(676g) Engineered Green Fluorescent Proteins: Cartilage-Targeted Delivery Nanocarriers That Provide Insights on the Effects of Charge on Transport into Dense Charged Tissues

Authors: 
Rees, H. A., Harvard and MIT
Kim, S. E., MIT
Olsen, B. D., Massachusetts Institute of Technology
Liu, D. R., Harvard and MIT
Post-traumatic Osteoarthritis (PTOA) is a degenerative disease that affects cartilage and associated joint tissues. PTOA is triggered by a traumatic joint injury and there are currently no disease modifying osteoarthritis drugs to slow down or halt disease progression. A major challenge for developing such a therapeutic is associated with drug delivery into cartilage. Systemic delivery is ineffective because cartilage does not have a blood supply. If drugs are injected directly into the joint (intra-articular therapy), they are rapidly cleared by the synovium leading to poor cartilage penetration. Cationic delivery carriers such as Avidin have significantly improved the uptake, penetration and retention of low molecular weight drugs through electrostatic interactions with negatively charged aggrecan proteoglycans in cartilage.

We have characterized the precise effect of carrier charge on delivery efficacy into cartilage in isolation of other factors such as size and shape that can influence transport. While higher cationic charge leads to enhanced transport due to higher Donnan partitioning at the cartilage-synovial fluid interface, subsequent electrostatic binding interactions between the nanocarrier and cartilage matrix can slow transport. We studied the use of supercharged green fluorescent proteins (S-GFPs) engineered to have net charge ranging from +9 to +36 at physiological pH while having nearly identical sizes and shapes.
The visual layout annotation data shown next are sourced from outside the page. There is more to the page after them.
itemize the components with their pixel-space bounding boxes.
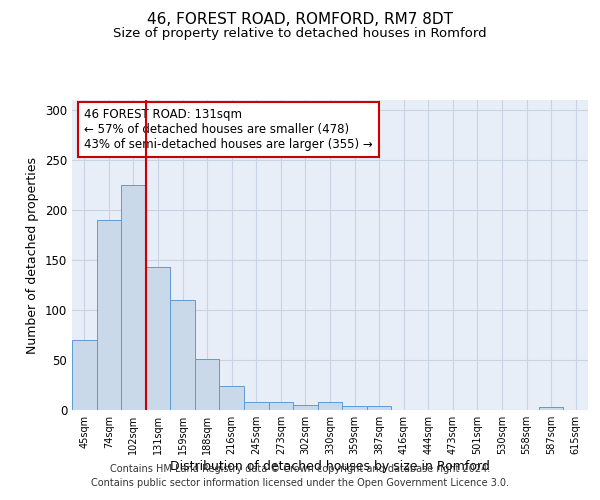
- Text: 46 FOREST ROAD: 131sqm
← 57% of detached houses are smaller (478)
43% of semi-de: 46 FOREST ROAD: 131sqm ← 57% of detached…: [84, 108, 373, 151]
- Bar: [170, 300, 195, 410]
- Y-axis label: Number of detached properties: Number of detached properties: [26, 156, 40, 354]
- Bar: [367, 406, 391, 410]
- Text: 46, FOREST ROAD, ROMFORD, RM7 8DT: 46, FOREST ROAD, ROMFORD, RM7 8DT: [147, 12, 453, 28]
- Bar: [195, 359, 220, 410]
- Bar: [220, 386, 244, 410]
- Bar: [121, 185, 146, 410]
- Bar: [97, 220, 121, 410]
- Bar: [244, 402, 269, 410]
- Bar: [146, 267, 170, 410]
- Bar: [293, 405, 318, 410]
- Bar: [318, 402, 342, 410]
- Bar: [269, 402, 293, 410]
- Bar: [72, 340, 97, 410]
- Bar: [342, 406, 367, 410]
- Bar: [539, 407, 563, 410]
- X-axis label: Distribution of detached houses by size in Romford: Distribution of detached houses by size …: [170, 460, 490, 473]
- Text: Contains HM Land Registry data © Crown copyright and database right 2024.
Contai: Contains HM Land Registry data © Crown c…: [91, 464, 509, 487]
- Text: Size of property relative to detached houses in Romford: Size of property relative to detached ho…: [113, 28, 487, 40]
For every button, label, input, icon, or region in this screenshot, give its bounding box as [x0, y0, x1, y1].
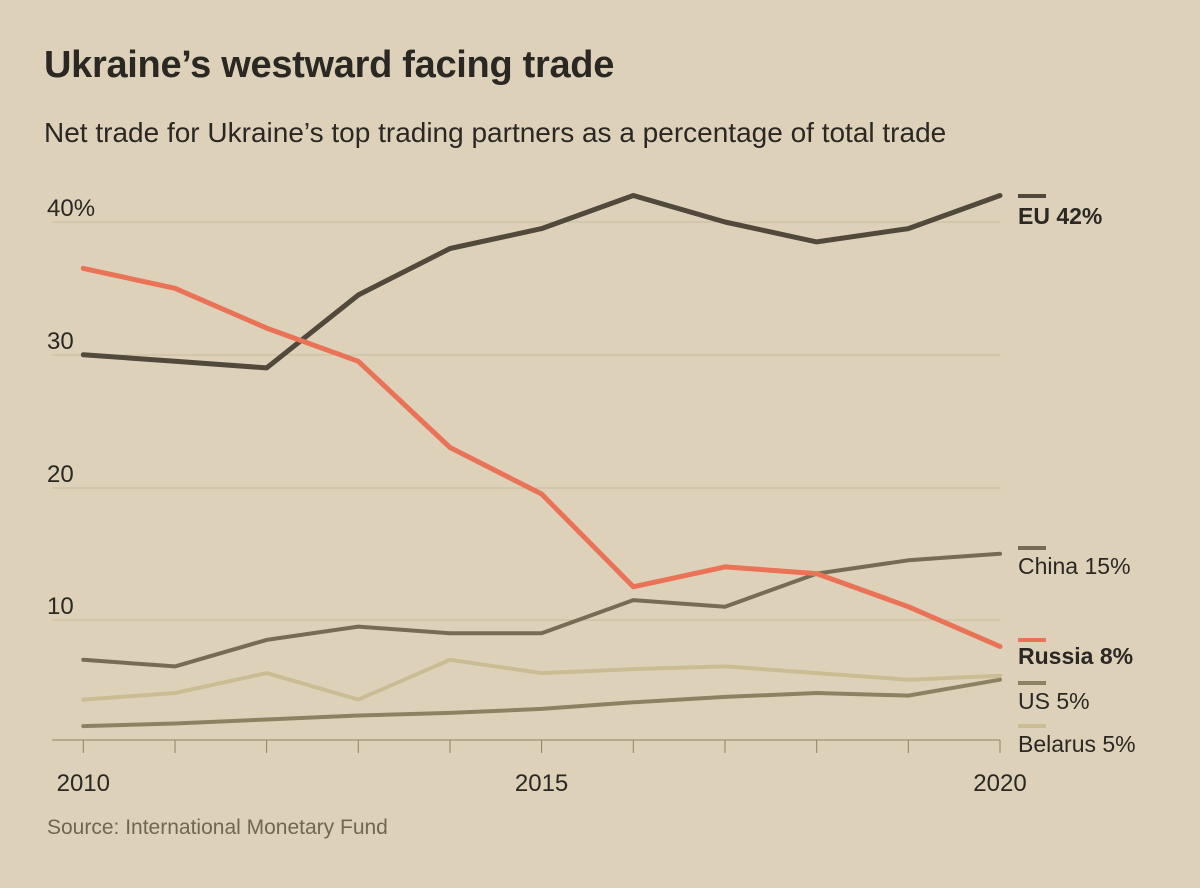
svg-text:2010: 2010 [57, 770, 110, 797]
svg-text:2020: 2020 [973, 770, 1026, 797]
svg-text:Russia 8%: Russia 8% [1018, 643, 1133, 669]
svg-text:2015: 2015 [515, 770, 568, 797]
svg-text:Belarus 5%: Belarus 5% [1018, 731, 1136, 757]
svg-text:20: 20 [47, 461, 74, 488]
svg-text:30: 30 [47, 328, 74, 355]
svg-text:10: 10 [47, 593, 74, 620]
svg-text:US 5%: US 5% [1018, 688, 1090, 714]
svg-text:China 15%: China 15% [1018, 553, 1131, 579]
svg-text:40%: 40% [47, 195, 95, 222]
svg-text:EU 42%: EU 42% [1018, 203, 1102, 229]
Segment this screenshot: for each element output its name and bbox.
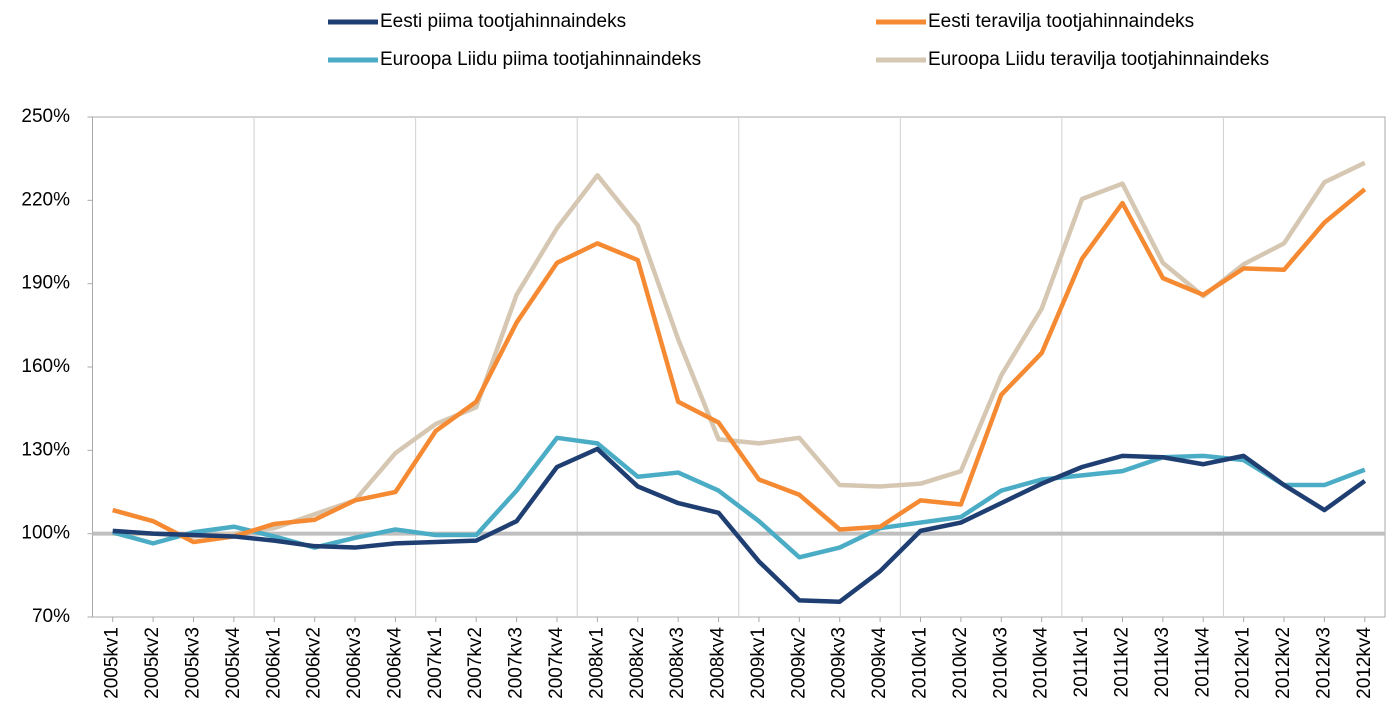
x-tick-label: 2012kv1 [1233,627,1254,699]
x-tick-label: 2011kv3 [1152,627,1173,697]
x-tick-label: 2011kv4 [1192,627,1213,698]
x-tick-label: 2010kv4 [1031,627,1052,699]
series-line [112,187,1367,545]
x-tick-label: 2006kv2 [304,627,325,699]
x-tick-label: 2008kv4 [708,627,729,699]
y-tick-label: 130% [21,439,70,460]
y-tick-label: 220% [21,189,70,210]
x-tick-label: 2009kv4 [869,627,890,699]
y-tick-label: 250% [21,106,70,127]
x-tick-label: 2007kv2 [465,627,486,699]
x-tick-label: 2011kv1 [1071,627,1092,697]
legend-label: Euroopa Liidu piima tootjahinnaindeks [380,49,701,70]
x-tick-label: 2007kv4 [546,627,567,699]
x-tick-label: 2012kv3 [1313,627,1334,699]
x-tick-label: 2005kv3 [182,627,203,699]
y-tick-label: 100% [21,523,70,544]
series-line [112,160,1366,539]
x-tick-label: 2005kv2 [142,627,163,699]
x-tick-label: 2010kv1 [910,627,931,699]
x-tick-label: 2011kv2 [1111,627,1132,697]
x-tick-label: 2008kv1 [586,627,607,699]
x-tick-label: 2010kv3 [990,627,1011,699]
x-tick-label: 2006kv3 [344,627,365,699]
legend-label: Euroopa Liidu teravilja tootjahinnaindek… [928,49,1269,70]
x-tick-label: 2012kv2 [1273,627,1294,699]
x-tick-label: 2010kv2 [950,627,971,699]
x-tick-label: 2008kv2 [627,627,648,699]
x-tick-label: 2009kv2 [788,627,809,699]
series-line [112,446,1367,604]
x-tick-label: 2007kv3 [506,627,527,699]
x-tick-label: 2005kv4 [223,627,244,699]
y-tick-label: 190% [21,273,70,294]
x-tick-label: 2012kv4 [1354,627,1375,699]
x-tick-label: 2006kv1 [263,627,284,699]
x-tick-label: 2006kv4 [384,627,405,699]
x-tick-label: 2008kv3 [667,627,688,699]
x-tick-label: 2009kv1 [748,627,769,699]
legend-label: Eesti teravilja tootjahinnaindeks [928,11,1194,32]
y-tick-label: 70% [32,606,70,627]
x-tick-label: 2005kv1 [102,627,123,699]
legend-label: Eesti piima tootjahinnaindeks [380,11,626,32]
y-tick-label: 160% [21,356,70,377]
x-tick-label: 2009kv3 [829,627,850,699]
x-tick-label: 2007kv1 [425,627,446,699]
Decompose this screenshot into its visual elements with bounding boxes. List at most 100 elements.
As controls, we used three engineered GFP variants having net neutral charge but different surface charge distributions. All the S-GFPs had higher quantitative cartilage uptake compared to the controls. Amongst the S-GFPs, the lower charged variants (net charge +9 and +15) had significantly higher net uptake and penetration into cartilage compared to higher charged variants (net charge +25 and +36). These trends were observed both in bovine cartilage and in human cartilage obtained from two donors with no or early osteoarthritic cartilage. Two of the three neutral variants did not show preferential uptake into cartilage while the third variant had an uptake ratio (defined as the ratio of concentration inside the tissue to the final bath concentration) that was an order of magnitude higher than the other two. This demonstrated that, in addition to net cationic charge, surface charge distribution also plays a very important role in carrier transport in cartilage. Cellular uptake of S-GFPs into cartilage cells increased monotonically with higher cationic charge, which was the opposite of the trends observed in tissue-level uptake and penetration experiments. Based on these results, +9 GFP was found to be the optimal delivery carrier for drugs with ECM or cell surface receptor targets. For drugs with intracellular targets, a variant with intermediate charge, such as the +15 GFP, would provide a better balance between tissue penetration and cellular uptake.